Semua penejelasan literatur tersebut membuktikan bahwa Columbus bukanlah orang pertama yang menemukan benua Amerika. Terdapat salah satu buku yang telah diterjemahkan ke dalam bahasa Indonesia karya Gavin Menzies, seorang bekas pelaut yang menerbitkan hasil penelusurannya, menemukan adanya peta empat buah pulau di Karibia yang dibuat pada tahun 1424 dan ditandatangani oleh Zuane Pissigano, kartografer dari Venesia. Peta ini berarti dibuat 68 tahun sebelum Columbus mendarat di Amerika. Dua pulau pada peta ini kemudian diidentifikasi sebagai Puerto Rico dan Guadalupe. Menzies juga mengemukakan bahwa Laksamana Zheng He (Ceng Ho), seorang Lakasamana Cina Muslim, telah mendarat di Amerika pada tahun 1421, 71 tahun lebih awal ketimbang Columbus. Lima abad sebelumnya, Khaskhas Ibn Saeed Ibn Aswad pun telah menjejakkan kaki di Amerika. Jelas, penemu Amerika sama sekali bukan Colombus, tetapi para pionir pelayaran dunia, yakni pelaut-pelaut Islam yang ulung.

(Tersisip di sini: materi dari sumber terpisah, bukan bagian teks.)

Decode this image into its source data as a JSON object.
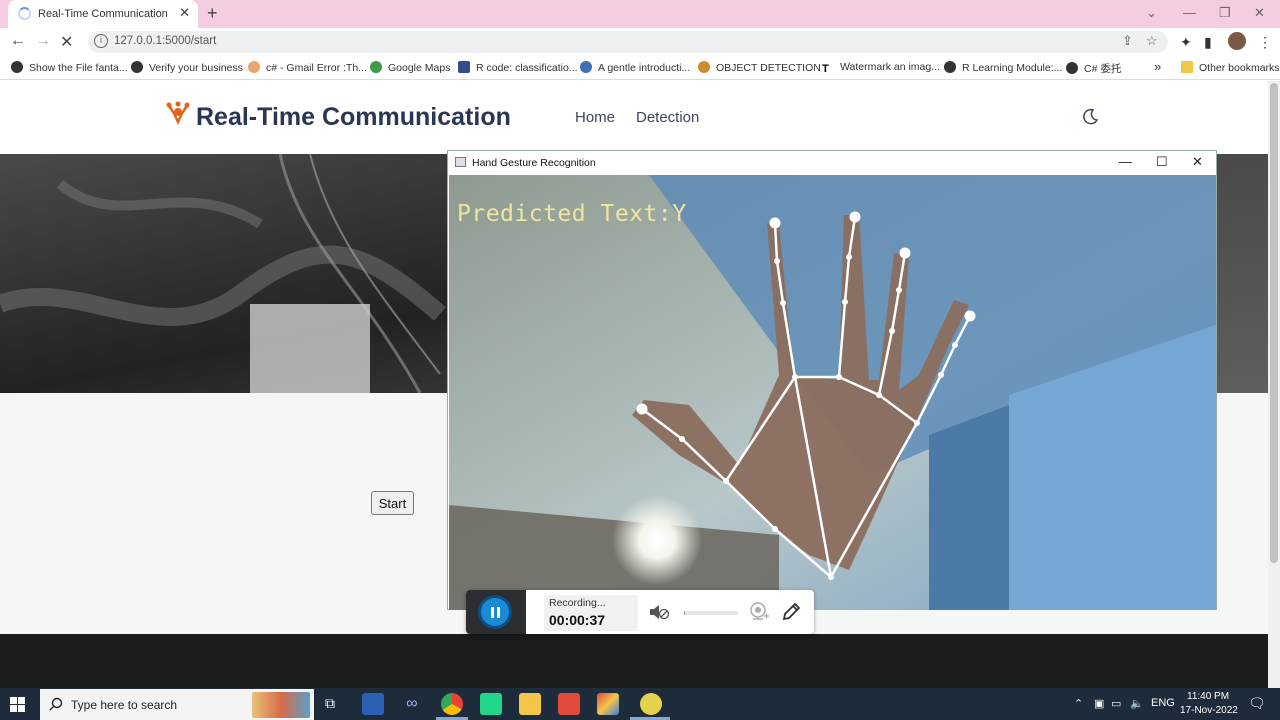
{
  "browser": {
    "tab_title": "Real-Time Communication",
    "tab_close": "✕",
    "new_tab": "+",
    "url": "127.0.0.1:5000/start",
    "bookmarks": [
      "Show the File fanta...",
      "Verify your business",
      "c# - Gmail Error :Th...",
      "Google Maps",
      "R code: classificatio...",
      "A gentle introducti...",
      "OBJECT DETECTION...",
      "Watermark an imag...",
      "R Learning Module:...",
      "C# 委托"
    ],
    "bookmarks_overflow": "»",
    "other_bookmarks": "Other bookmarks"
  },
  "site": {
    "brand": "Real-Time Communication",
    "nav": {
      "home": "Home",
      "detection": "Detection"
    },
    "start_button": "Start"
  },
  "gesture_window": {
    "title": "Hand Gesture Recognition",
    "predicted_text": "Predicted Text:Y"
  },
  "recorder": {
    "status": "Recording...",
    "elapsed": "00:00:37"
  },
  "taskbar": {
    "search_placeholder": "Type here to search",
    "language": "ENG",
    "time": "11:40 PM",
    "date": "17-Nov-2022"
  },
  "colors": {
    "tabbar": "#f4cde0",
    "brand_text": "#2b3654",
    "logo_orange": "#e8631a",
    "predicted_text": "#f0e6a0",
    "record_blue": "#1a8ad6",
    "taskbar": "#1e2b3b"
  }
}
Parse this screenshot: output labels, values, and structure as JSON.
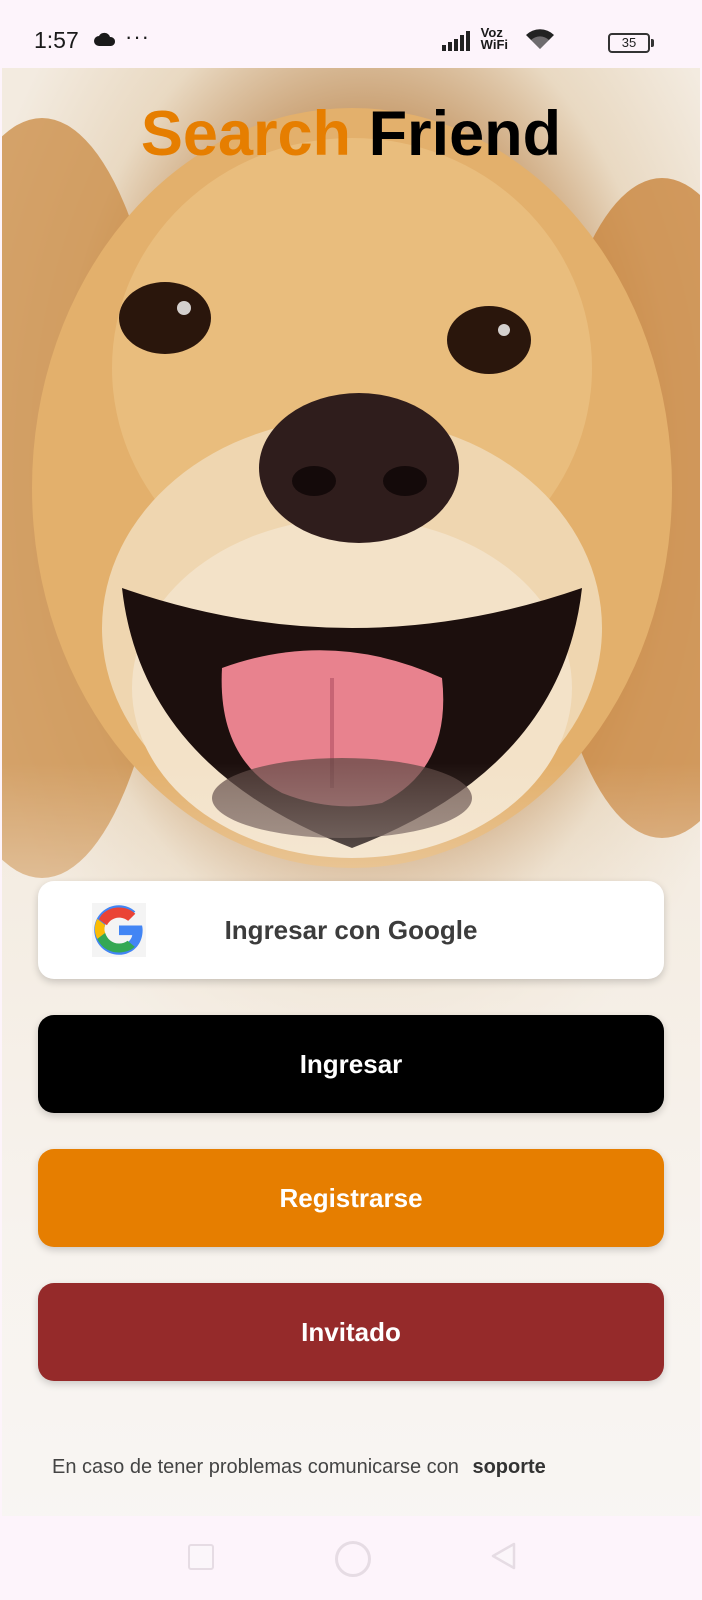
{
  "status_bar": {
    "time": "1:57",
    "dots": "···",
    "network_label_1": "Voz",
    "network_label_2": "WiFi",
    "battery": "35"
  },
  "app": {
    "title_part1": "Search",
    "title_part2": "Friend",
    "accent_color": "#e67e00"
  },
  "buttons": {
    "google": "Ingresar con Google",
    "login": "Ingresar",
    "register": "Registrarse",
    "guest": "Invitado"
  },
  "footer": {
    "support_text": "En caso de tener problemas comunicarse con",
    "support_link": "soporte"
  },
  "icons": {
    "cloud": "cloud-icon",
    "signal": "signal-icon",
    "wifi": "wifi-icon",
    "battery": "battery-icon",
    "google": "google-icon",
    "nav_recent": "square-icon",
    "nav_home": "circle-icon",
    "nav_back": "triangle-back-icon"
  }
}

Ini yang seharusnya dkritisi bahwa pada kenyataanya, Columbus dan para penjelajah Spanyol serta Portugis mampu berlayar menyeberang Samudra Atlantik, adalah karena bantuan informasi geografis dan navigasi dari peta yang dibuat oleh pedagang-pedagang Muslimin, termasuk informasi dari buku tulisan Abul Hassan Al-Masudi yang berjudul Akhbar az-Zaman. Tidak banyak diketahui orang, bahwa Columbus dibantu oleh dua orang nakhoda Muslim pada waktu ekspedisi pertamanya menyeberang transatlantik. Kedua kapten Muslim itu adalah dua bersaudara Martin Alonso Pinzon yang menakodai kapal Pinta, dan Vicente Yanez Pinzon yang menakodai kapal Nina. Keduanya adalah hartawan yang mahir dalam seluk-beluk perkapalan, membantu Columbus dalam organisasi ekspedisi itu, dan mempersiapkan perlengkapan kapal bendera Santa Maria. Bersaudara Pinzon ini masih memiliki ikatan kekeluargaan dengan Abuzayan Muhammad III (1362-66), Sultan Maroko dari dinasti Marinid (1196-1465). (Thacher, John Boyd: Christopher Columbus, New York 1950).

Artikel Howard Zinn ini hanyalah sebuah pembuka akal pikiran, perspektif dan paradigma bagi mereka orang-orang barat yang tertutup matanya akan kemajuan keilmuan Islam pada zaman keemasan Islam kala itu. Ternyata hanya Howard Zinn yang telah mampu membukakan mata bangsanya sendiri. Sebenarnya, apabila mereka mau membuka dan mempelajari literatur Islam, maka akan diperoleh suatu “kebenaran” yang valid. Tidaklah mungkin seorang “penjahat” Columbus menjadi penemu bahkan menjadi “pahlawan” yang jelas-jelas mentalnya telah bobrok dan ia telah jelas-jelas melakukan tindakan kejahatan yang di luar batas kemanusiaan. Yang patut dipertanyakan mengapa para ahli literatur sebelum masa Howard Zinn menutupi kebiadaban “Columbus” kala itu. Apakah suatu “pembantaian masal dan (maaf) pemerkosaan masal” dapat dimaafkan hanya karena ia mengklaim telah menemukan sebuah benua baru?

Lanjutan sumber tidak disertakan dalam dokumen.